Se préparer à une adaptation d’ampleur
Vignoble français / Alors qu’elle est confrontée à une crise structurelle profonde, la filière viticole a débattu, lors d’un colloque à l’Assemblée nationale, des adaptations agronomiques, commerciales et réglementaires indispensables pour affronter un avenir devenu incertain.
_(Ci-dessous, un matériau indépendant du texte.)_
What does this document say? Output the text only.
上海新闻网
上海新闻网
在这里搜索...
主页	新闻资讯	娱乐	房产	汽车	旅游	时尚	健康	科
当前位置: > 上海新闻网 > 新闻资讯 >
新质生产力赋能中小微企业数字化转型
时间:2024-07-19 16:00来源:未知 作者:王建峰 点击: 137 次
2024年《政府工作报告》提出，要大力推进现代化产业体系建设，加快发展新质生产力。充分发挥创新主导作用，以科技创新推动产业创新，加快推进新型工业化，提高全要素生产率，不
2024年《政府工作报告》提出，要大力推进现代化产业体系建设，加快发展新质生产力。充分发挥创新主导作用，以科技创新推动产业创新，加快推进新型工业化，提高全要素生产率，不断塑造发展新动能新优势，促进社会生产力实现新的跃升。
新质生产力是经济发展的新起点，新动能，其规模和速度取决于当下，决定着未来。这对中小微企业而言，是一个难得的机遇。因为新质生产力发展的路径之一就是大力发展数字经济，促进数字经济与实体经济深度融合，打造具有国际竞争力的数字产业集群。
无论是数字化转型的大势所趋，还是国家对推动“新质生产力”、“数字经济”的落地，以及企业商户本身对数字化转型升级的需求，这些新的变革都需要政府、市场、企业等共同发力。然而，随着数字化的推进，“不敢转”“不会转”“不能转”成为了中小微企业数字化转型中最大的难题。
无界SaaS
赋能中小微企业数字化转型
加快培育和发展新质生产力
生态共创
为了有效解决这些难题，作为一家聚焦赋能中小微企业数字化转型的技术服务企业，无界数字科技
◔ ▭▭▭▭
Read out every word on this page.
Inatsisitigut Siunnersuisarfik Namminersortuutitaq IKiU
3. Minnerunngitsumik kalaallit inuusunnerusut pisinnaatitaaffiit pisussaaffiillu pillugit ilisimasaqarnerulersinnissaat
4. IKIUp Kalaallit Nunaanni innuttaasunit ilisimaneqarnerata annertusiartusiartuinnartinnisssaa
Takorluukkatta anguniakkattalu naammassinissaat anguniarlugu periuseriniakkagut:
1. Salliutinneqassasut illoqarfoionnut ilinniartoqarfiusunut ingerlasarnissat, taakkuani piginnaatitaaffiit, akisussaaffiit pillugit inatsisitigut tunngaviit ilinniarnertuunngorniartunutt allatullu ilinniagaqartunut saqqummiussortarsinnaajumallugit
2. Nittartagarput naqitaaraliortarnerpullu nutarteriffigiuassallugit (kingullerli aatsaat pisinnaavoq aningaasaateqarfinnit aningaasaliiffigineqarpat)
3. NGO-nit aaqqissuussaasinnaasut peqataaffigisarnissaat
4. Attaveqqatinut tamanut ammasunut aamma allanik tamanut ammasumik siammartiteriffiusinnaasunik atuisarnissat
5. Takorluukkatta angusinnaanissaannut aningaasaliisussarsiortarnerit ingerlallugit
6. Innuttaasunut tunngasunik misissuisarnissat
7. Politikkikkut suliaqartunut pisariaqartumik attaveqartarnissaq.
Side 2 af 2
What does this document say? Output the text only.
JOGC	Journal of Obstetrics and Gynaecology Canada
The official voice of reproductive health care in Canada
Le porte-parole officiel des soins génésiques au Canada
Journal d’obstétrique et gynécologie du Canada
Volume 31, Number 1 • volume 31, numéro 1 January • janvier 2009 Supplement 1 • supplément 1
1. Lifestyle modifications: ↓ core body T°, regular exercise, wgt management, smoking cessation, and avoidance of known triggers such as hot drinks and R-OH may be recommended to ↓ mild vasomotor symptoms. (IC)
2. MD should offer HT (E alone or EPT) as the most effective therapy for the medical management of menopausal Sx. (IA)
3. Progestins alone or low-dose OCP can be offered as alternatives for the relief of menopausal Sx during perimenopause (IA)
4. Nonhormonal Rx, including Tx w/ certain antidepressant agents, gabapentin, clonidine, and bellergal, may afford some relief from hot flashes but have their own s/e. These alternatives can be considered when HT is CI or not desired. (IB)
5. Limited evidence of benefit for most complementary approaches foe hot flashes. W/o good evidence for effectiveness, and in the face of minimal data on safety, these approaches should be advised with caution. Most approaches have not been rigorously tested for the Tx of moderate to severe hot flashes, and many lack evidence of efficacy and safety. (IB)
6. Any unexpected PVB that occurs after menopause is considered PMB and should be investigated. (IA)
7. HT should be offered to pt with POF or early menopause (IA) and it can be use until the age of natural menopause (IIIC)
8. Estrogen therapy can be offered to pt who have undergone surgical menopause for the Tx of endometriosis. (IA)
Quelles adaptations le vignoble français a-t-il besoin de mettre en œuvre pour sortir de la crise structurelle dans laquelle il est ? Les réponses à cette question ont été âprement débattues lors du colloque Donner une ambition au vin français qui s’est déroulé à l’Assemblée nationale fin avril. Alors que la profession doit subir dans le même temps une baisse tendancielle des achats, des barrières multiples à l’export et des aléas climatiques à répétition sur fond de réchauffement climatique, les intervenants se sont refusés à céder au pessimisme.
Le vin n’est pas en cause
« Contrairement à ce que l’on entend parfois, le vin dispose d’un fort crédit, y compris auprès des jeunes générations […], le produit lui-même n’est pas en cause, mais plutôt son accessibilité », a assuré Samuel Montgermont, président de Vin & Société. « Comme d’autres boissons l’ont fait, le vin doit prendre en compte le nomadisme alimentaire et réussir sa révolution des formats. » Les pratiques viticoles ont, quant à elles, besoin de s’adapter. « Le secteur a commencé à prendre ce virage en matière d’encépagement », a souligné Bernard Angelras, président de l’Institut français de la vigne et du vin (IFV). L’intégration récente, sous conditions, des variétés d’intérêt à fin d’adaptation (VIFA) dans les cahiers des vins à AOP dans la limite de 5 % des surfaces et de 10 % des assemblages « constitue une petite révolution ». L’assouplissement et la simplification des cahiers des charges doivent cependant aller beaucoup plus loin, a plaidé Yves d’Amécourt, vigneron dans l’Entre-Deux-Mers (Gironde) appelant à une plus grande liberté d’expérimentation « dans l’encépagement ou dans les méthodes de culture ». En matière de santé des plantes également, l’adaptation est nécessaire selon les intervenants.
Nettoyer la réglementation
Enfin, les professionnels ont évoqué les ajustements nécessaires au cadre légal et réglementaire. Bernard Farges, président des interprofessions viticoles (CNIV), a réclamé que l’aménagement de la loi Evin et ses restrictions en matière de communication soient à nouveau mis sur la table. De son côté, Jérôme Bauer, président de la CNAOC (AOC viticoles) a réclamé que la profession s’empare des dispositions ouvertes par le « Paquet vin » en début d’année. Il a aussi souhaité une simplification administrative en matière de droits d’accise. Intervenant à distance, la ministre de l’Agriculture s’est dite pleinement engagée à libérer la production « d’un trop-plein de normes et de règles ». Elle s’est également dite déterminée, dans le cadre de la négociation sur la future politique agricole commune à « faire obstacle de toutes ses forces à la banalisation que propose la Commission ».